Abstrak/Abstract |
In the past decade, eye tracking has been a crucial
approach for object selection in digital assistive technology as well
as touchless digital signage. Accurate object selection depends on
performance of eye movements classification. Many deep learning
techniques have been proposed for eye movements classification.
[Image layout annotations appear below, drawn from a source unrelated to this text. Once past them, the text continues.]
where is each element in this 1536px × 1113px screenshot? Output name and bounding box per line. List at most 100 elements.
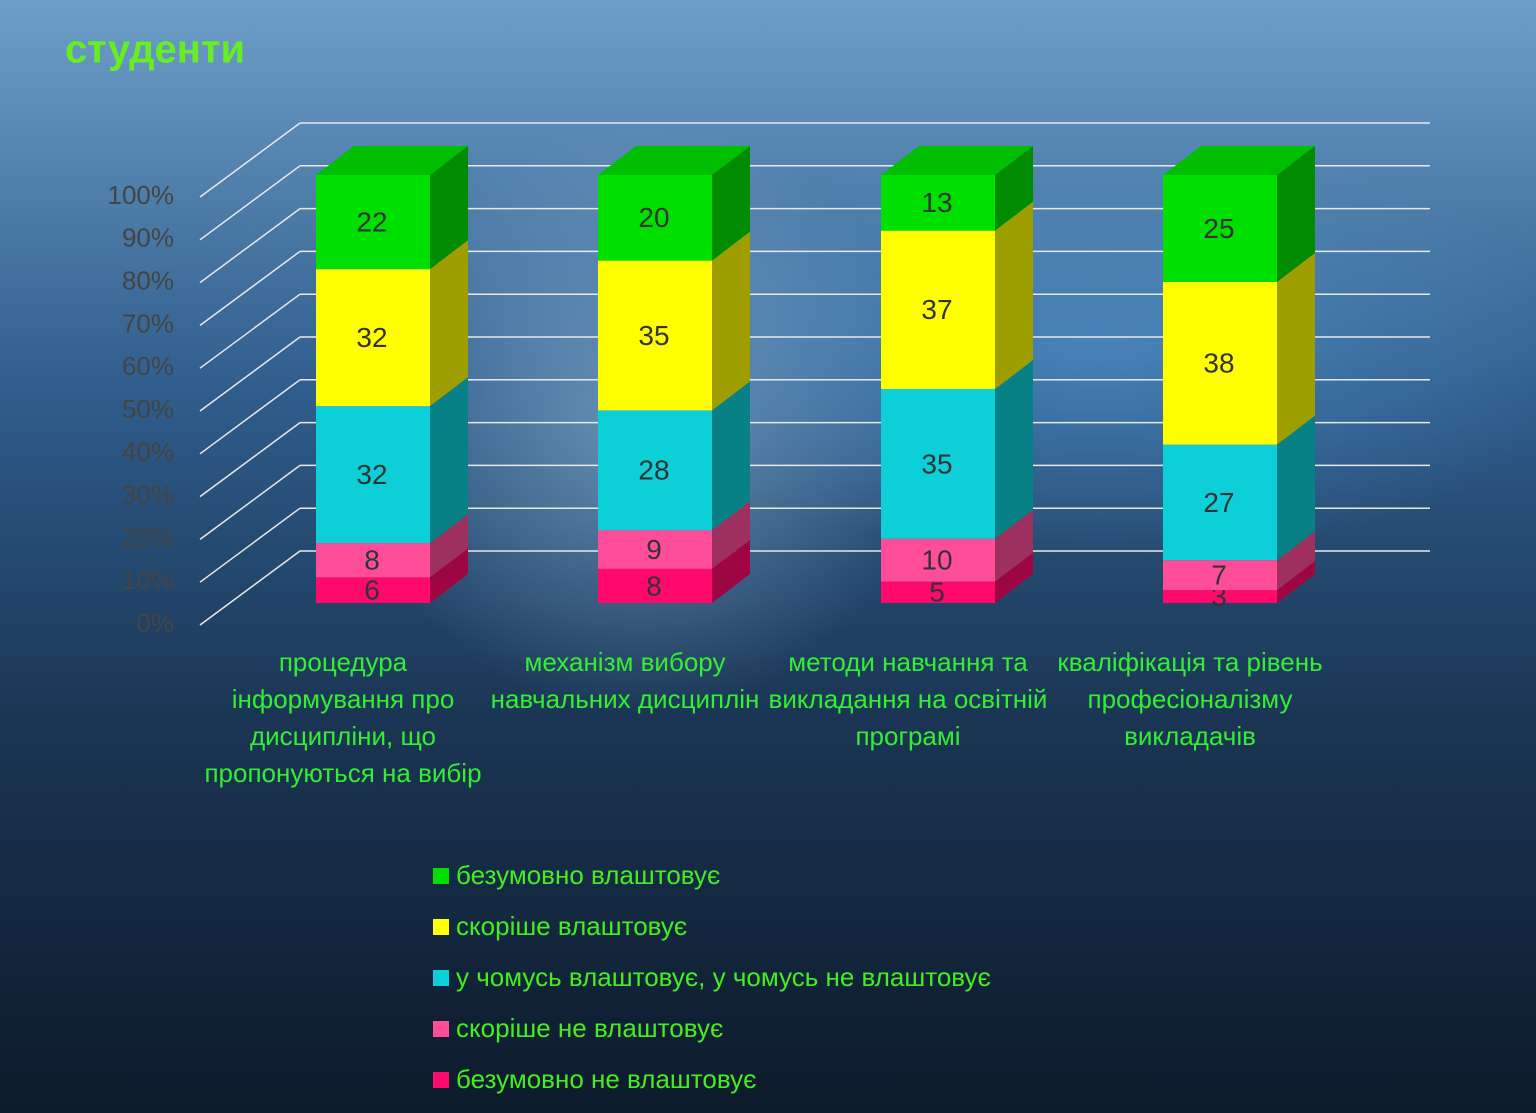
- bar-top: [1163, 146, 1315, 175]
- legend-swatch: [433, 1021, 449, 1037]
- bar: [1163, 444, 1277, 561]
- y-tick-label: 80%: [122, 265, 174, 295]
- data-label: 35: [921, 448, 952, 479]
- bar-side: [712, 501, 750, 569]
- bar: [881, 581, 995, 603]
- data-label: 13: [921, 187, 952, 218]
- bar: [316, 406, 430, 544]
- bar: [1163, 282, 1277, 445]
- grid-line: [199, 336, 301, 412]
- bar: [316, 543, 430, 578]
- bar: [316, 577, 430, 603]
- data-label: 32: [356, 322, 387, 353]
- grid-line: [199, 379, 301, 455]
- data-label: 7: [1211, 560, 1227, 591]
- bar-side: [1277, 415, 1315, 561]
- grid-line: [199, 122, 301, 198]
- grid-line: [199, 165, 301, 241]
- y-tick-label: 90%: [122, 223, 174, 253]
- legend-swatch: [433, 919, 449, 935]
- y-tick-label: 100%: [108, 180, 175, 210]
- legend-label: скоріше влаштовує: [456, 911, 687, 941]
- bar-side: [995, 552, 1033, 603]
- data-label: 32: [356, 459, 387, 490]
- bar-top: [598, 146, 750, 175]
- y-tick-label: 20%: [122, 522, 174, 552]
- data-label: 10: [921, 545, 952, 576]
- y-tick-label: 0%: [136, 608, 174, 638]
- y-tick-label: 60%: [122, 351, 174, 381]
- bar: [881, 389, 995, 539]
- bar: [1163, 560, 1277, 591]
- legend-swatch: [433, 868, 449, 884]
- data-label: 35: [638, 320, 669, 351]
- bar-top: [881, 146, 1033, 175]
- bar-side: [430, 377, 468, 544]
- bar-side: [430, 548, 468, 603]
- bar-side: [995, 509, 1033, 582]
- grid-line: [199, 507, 301, 583]
- legend-label: безумовно влаштовує: [456, 860, 720, 890]
- bar-side: [430, 146, 468, 270]
- grid-line: [199, 293, 301, 369]
- bar: [881, 175, 995, 231]
- bar-side: [430, 514, 468, 578]
- grid-line: [199, 250, 301, 327]
- bar: [881, 538, 995, 582]
- legend-label: безумовно не влаштовує: [456, 1064, 756, 1094]
- grid-line: [199, 550, 301, 626]
- x-tick-label: методи навчання та викладання на освітній…: [769, 647, 1048, 751]
- x-tick-label: кваліфікація та рівень професіоналізму вик…: [1057, 647, 1322, 751]
- bar-side: [712, 231, 750, 411]
- bar-side: [1277, 253, 1315, 445]
- bar: [598, 530, 712, 569]
- y-tick-label: 30%: [122, 479, 174, 509]
- legend-swatch: [433, 970, 449, 986]
- data-label: 8: [646, 570, 662, 601]
- data-label: 28: [638, 455, 669, 486]
- y-tick-label: 40%: [122, 437, 174, 467]
- bar: [598, 175, 712, 261]
- bar-side: [995, 360, 1033, 539]
- data-label: 27: [1203, 487, 1234, 518]
- grid-line: [199, 207, 301, 284]
- data-label: 25: [1203, 213, 1234, 244]
- grid-line: [199, 421, 301, 498]
- legend-label: скоріше не влаштовує: [456, 1013, 723, 1043]
- x-tick-label: процедура інформування про дисципліни, що п…: [204, 647, 481, 788]
- y-tick-label: 10%: [122, 565, 174, 595]
- bar: [598, 260, 712, 411]
- bar-side: [1277, 531, 1315, 591]
- data-label: 20: [638, 202, 669, 233]
- bar: [598, 568, 712, 603]
- legend-swatch: [433, 1072, 449, 1088]
- bar-top: [316, 146, 468, 175]
- data-label: 8: [364, 545, 380, 576]
- chart-title: студенти: [65, 28, 245, 72]
- bar-side: [712, 146, 750, 261]
- bar: [881, 230, 995, 389]
- bar-side: [712, 539, 750, 603]
- grid-line: [199, 464, 301, 541]
- bar: [1163, 175, 1277, 282]
- bar-side: [995, 201, 1033, 389]
- data-label: 37: [921, 294, 952, 325]
- data-label: 22: [356, 206, 387, 237]
- bar-side: [1277, 561, 1315, 603]
- data-label: 6: [364, 575, 380, 606]
- legend-label: у чомусь влаштовує, у чомусь не влаштову…: [456, 962, 991, 992]
- data-label: 5: [929, 577, 945, 608]
- bar-side: [712, 381, 750, 531]
- bar: [598, 410, 712, 531]
- bar-side: [995, 146, 1033, 231]
- x-tick-label: механізм вибору навчальних дисциплін: [491, 647, 760, 714]
- bar: [1163, 590, 1277, 603]
- data-label: 9: [646, 534, 662, 565]
- bar-side: [430, 240, 468, 407]
- bar: [316, 269, 430, 407]
- y-tick-label: 70%: [122, 308, 174, 338]
- y-tick-label: 50%: [122, 394, 174, 424]
- bar: [316, 175, 430, 270]
- data-label: 38: [1203, 348, 1234, 379]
Despite of these numerous models, previous approaches have
yet to achieve high classficiation accuracy—particularly when
dealing with smooth pursuit eye movement. To bridge this
scientific gap and improve the effectiveness of eye movement
classification, we propose a hybrid CNN-Transformer model. We
also incorporated Hyperband hyperparameter tuning to obtain
the best parameter values of the model. We evaluated our
approach in the GazeCom dataset. This dataset was enhanced
with customized annotations designed to accommodate different
types of eye movements. Our method yielded F1 scores of 0.9572,
0.9273, and 0.8358 for fixation, saccade, and smooth pursuit eye
movements, respectively. The proposed method achieved superior
F1 scores by a margin of 1% to 12.36% compared with the state-
of-the-art Temporal Convolutional Network (TCN). A significant
improvement was observed in the classification of smooth pursuit
eye movement. The experimental results imply that the proposed
method can serve as a guide for implementing the Transformer
models for eye movements classification |